BUSINESS

BOK freezes key rate on emerging market woes

By Son Ji-hyoung
  • Published : May 24, 2018 - 15:31
  • Updated : May 24, 2018 - 17:01
South Korea’s central bank kept the interest rate steady at 1.5 percent for six straight months in a unanimous board decision Thursday, citing external uncertainties due to an upshot in capital influx and currency woes from emerging markets.

Despite relatively solid economic growth at home and abroad, the lingering uncertainties and low inflationary pressure on the demand side here led to the “accommodative monetary policy stance,” according to the seven-member Monetary Policy Board of the Bank of Korea. 

BOK Gov. Lee Ju-yeol speaks at a press conference after the Monetary Policy Board meeting held in BOK headquarters in Seoul. (Yonhap)
“Financial markets in some emerging market economies with weak external soundness have shown instability, as capital outflows from them have increased,” read the statement from the monetary policymaker.

The MSCI Emerging Markets Index had dropped by 2.7 percent as of Wednesday compared to end-April, despite the China Index’s upswing by 2.8 percent.

Currencies of Brazil and Indonesia depreciated by 3.7 percent and 2.2 percent against the dollar, respectively, over the cited period. During the same period, Brazil and Indonesia also saw their credit default swap premium soar 13.4 basis points and 18 basis points.

But BOK Gov. Lee Ju-yeol played down possibilities that external woes would hit hard the Korean domestic economy, adding the annual growth rate forecast at 3 percent is unlikely to be adjusted.

Korea’s robust external soundness, high foreign currency reserves and low level of short-term external debts would cushion the blow of financial instability from other emerging market nations, he said.

From end-April to Wednesday, Korea’s local currency weakened by 1.2 percent, while its CDS premium edged up 0.3 basis point.

Lee added the recent spike in crude oil price -- largely testing mid-$70 per barrel in May, from mid-$60 until March -- is unlikely to amplify inflationary pressure here.

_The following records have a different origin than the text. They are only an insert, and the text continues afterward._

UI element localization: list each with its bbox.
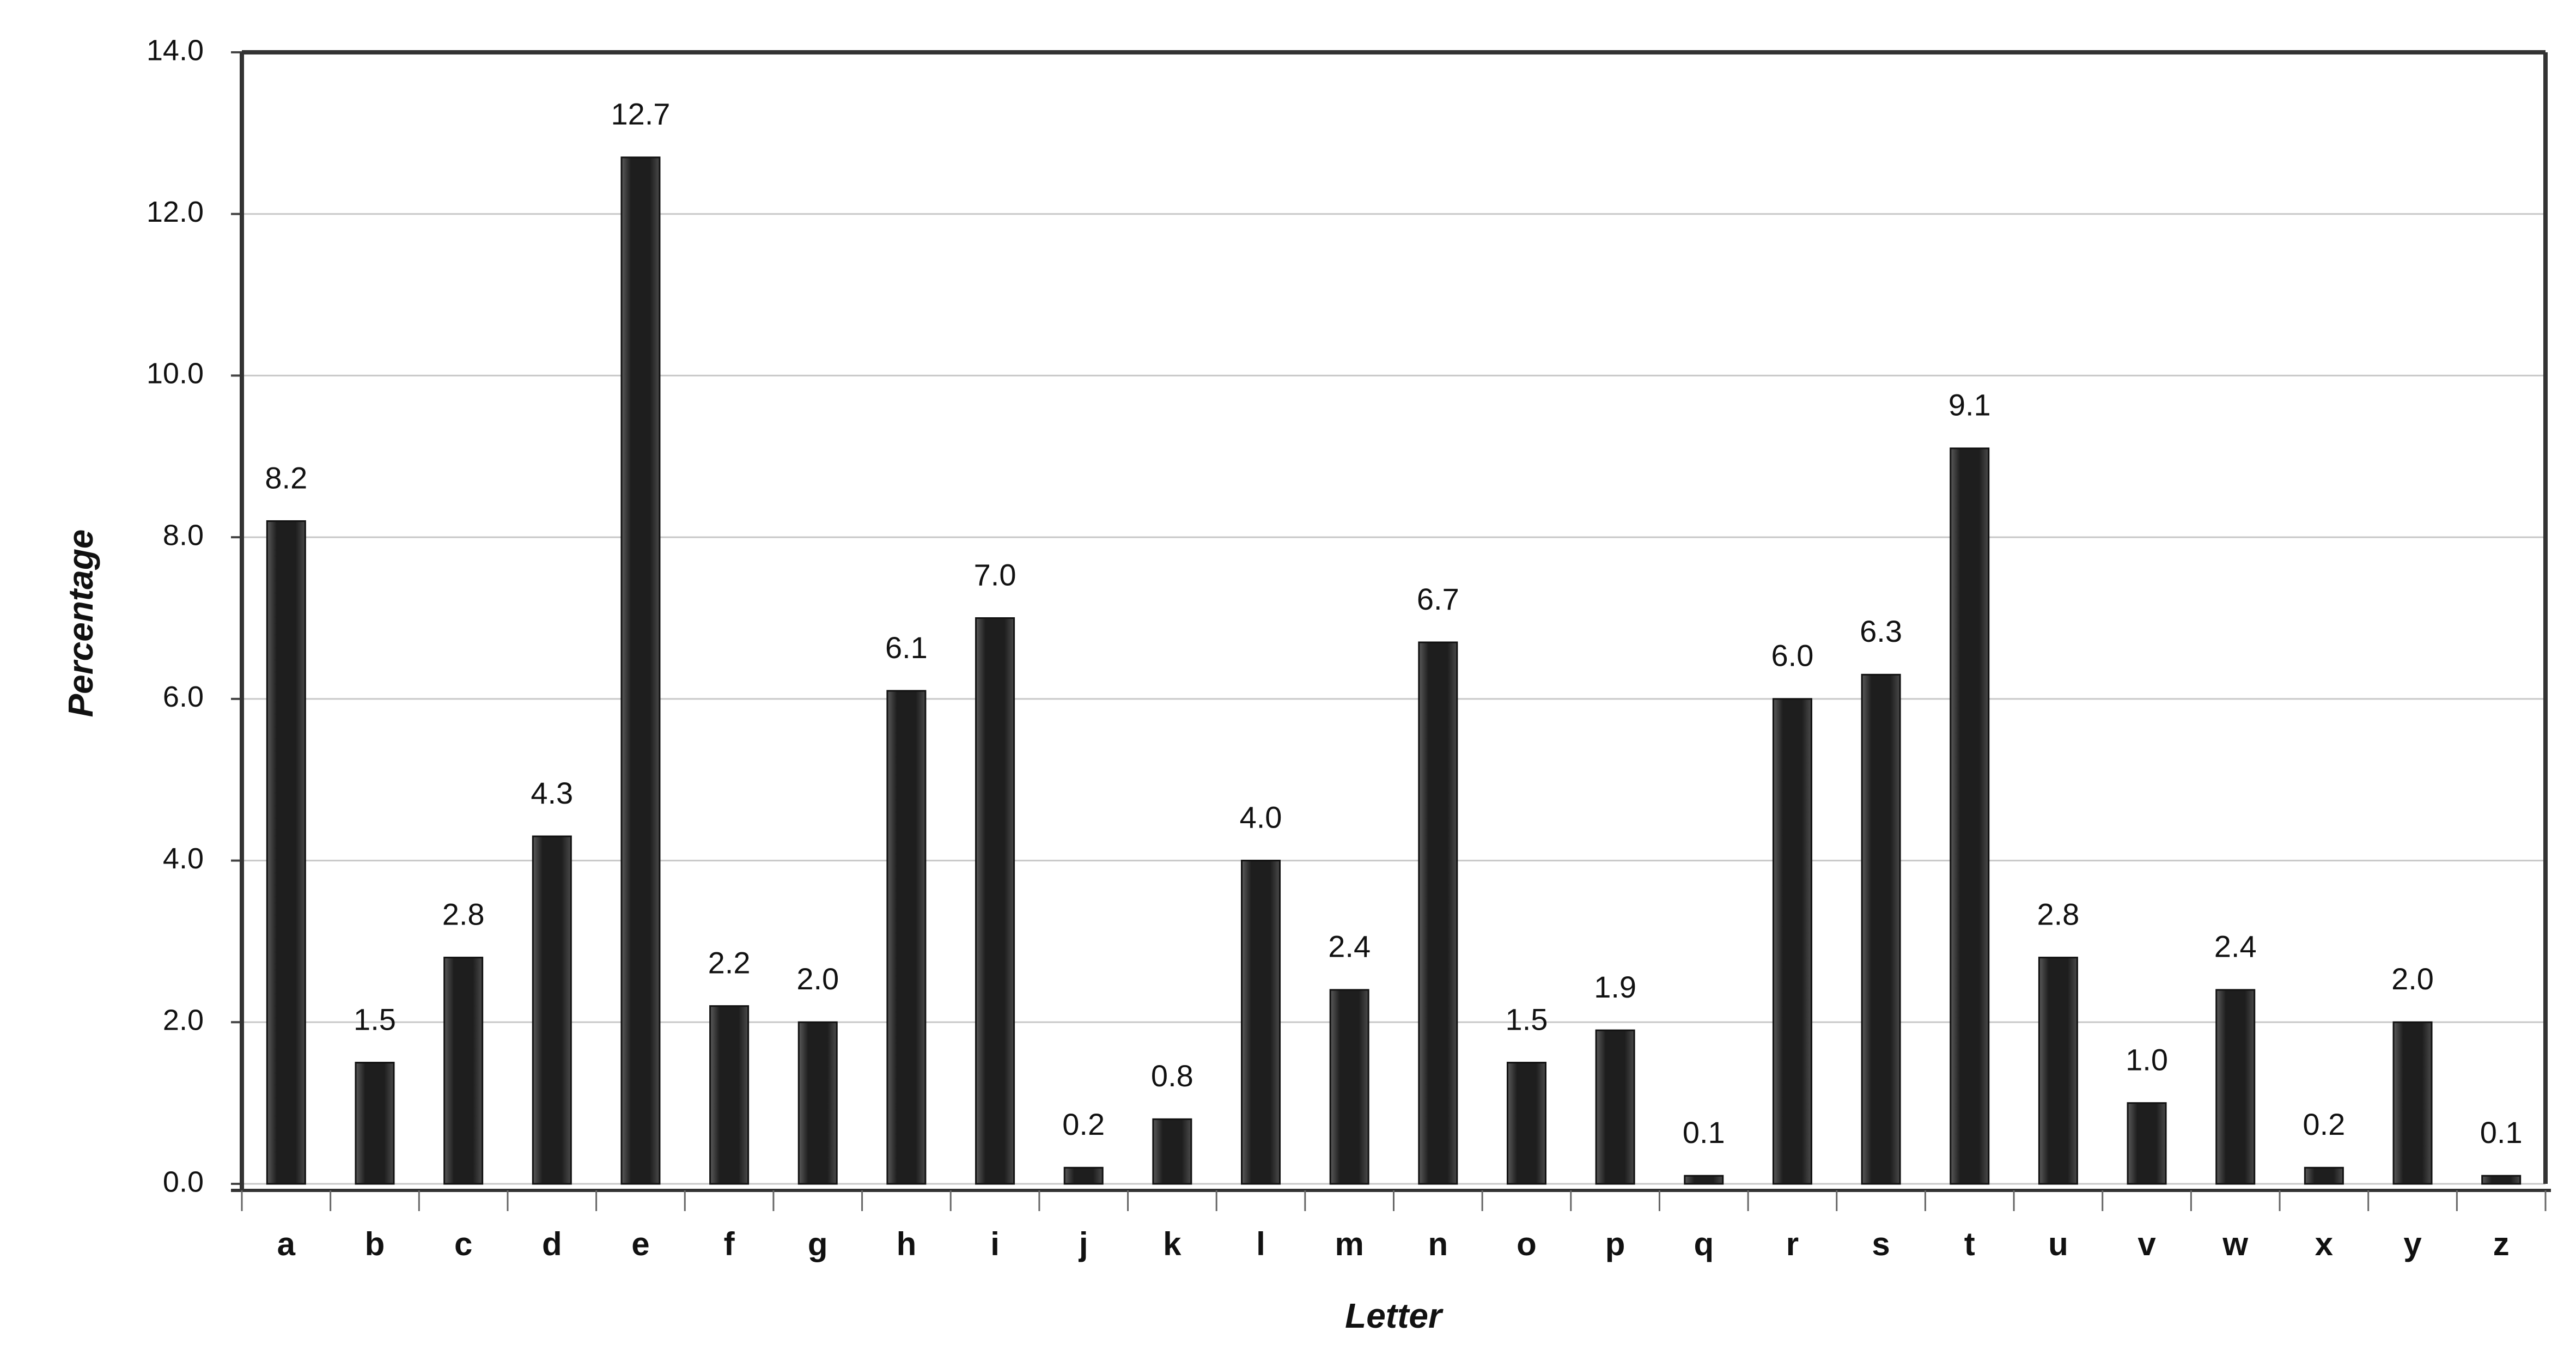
x-tick-label: a xyxy=(277,1226,296,1262)
bar xyxy=(1418,641,1458,1185)
bar xyxy=(620,156,661,1185)
bar xyxy=(886,690,927,1185)
bar xyxy=(266,520,306,1185)
x-tick-label: w xyxy=(2222,1226,2248,1262)
bar xyxy=(709,1005,750,1185)
bar xyxy=(1772,698,1812,1185)
value-label: 1.5 xyxy=(1506,1002,1548,1036)
bar xyxy=(532,835,572,1185)
value-label: 2.4 xyxy=(2214,929,2257,964)
value-label: 8.2 xyxy=(265,460,307,495)
y-tick-label: 8.0 xyxy=(163,519,204,551)
bar xyxy=(1152,1118,1192,1185)
x-tick-label: x xyxy=(2315,1226,2333,1262)
value-label: 2.0 xyxy=(2391,962,2434,996)
x-tick-label: u xyxy=(2048,1226,2068,1262)
x-tick-label: n xyxy=(1428,1226,1448,1262)
x-tick-label: h xyxy=(897,1226,917,1262)
value-label: 7.0 xyxy=(974,557,1016,592)
x-tick-label: r xyxy=(1786,1226,1799,1262)
x-tick-label: s xyxy=(1872,1226,1890,1262)
x-tick-label: y xyxy=(2403,1226,2422,1262)
x-tick-label: c xyxy=(454,1226,472,1262)
x-tick-label: o xyxy=(1517,1226,1537,1262)
value-label: 6.1 xyxy=(885,630,928,665)
value-label: 4.0 xyxy=(1240,800,1282,834)
bar xyxy=(443,957,484,1185)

This came after Lee said a week prior that an optimistic view toward the domestic economy is “hard to maintain,” citing growing uncertainties due to a pickup in the pace of monetary policy normalization in major countries, US-China trade conflict and emerging markets woes.

As for the domestic economy, the top financial policymaker pointed to tepid hiring trends. From February to April, Korea had a combined 338,900 new employees, according to the BOK, while some 334,200 people in January alone were employed.

Lee said it is hard to directly associate the minimum wage hike with sluggish employment.

The rate freeze came amid signs of the US Federal Reserve’s signal for the next rate hike in June, in meeting minutes of the Federal Open Market Committee on Wednesday.

The US Fed last raised the base rate in March, to a range of 1.5-1.75 percent. The news has sparked local concern that a US interest rate higher than the Korean one would trigger a capital flight here.

But Lee of the BOK downplayed the potential for capital exodus woes, citing Korea’s robust fundamentals, coupled with strong external soundness.

In November 2017, the BOK carried out the first rate hike in over six years, by 0.25 percentage point.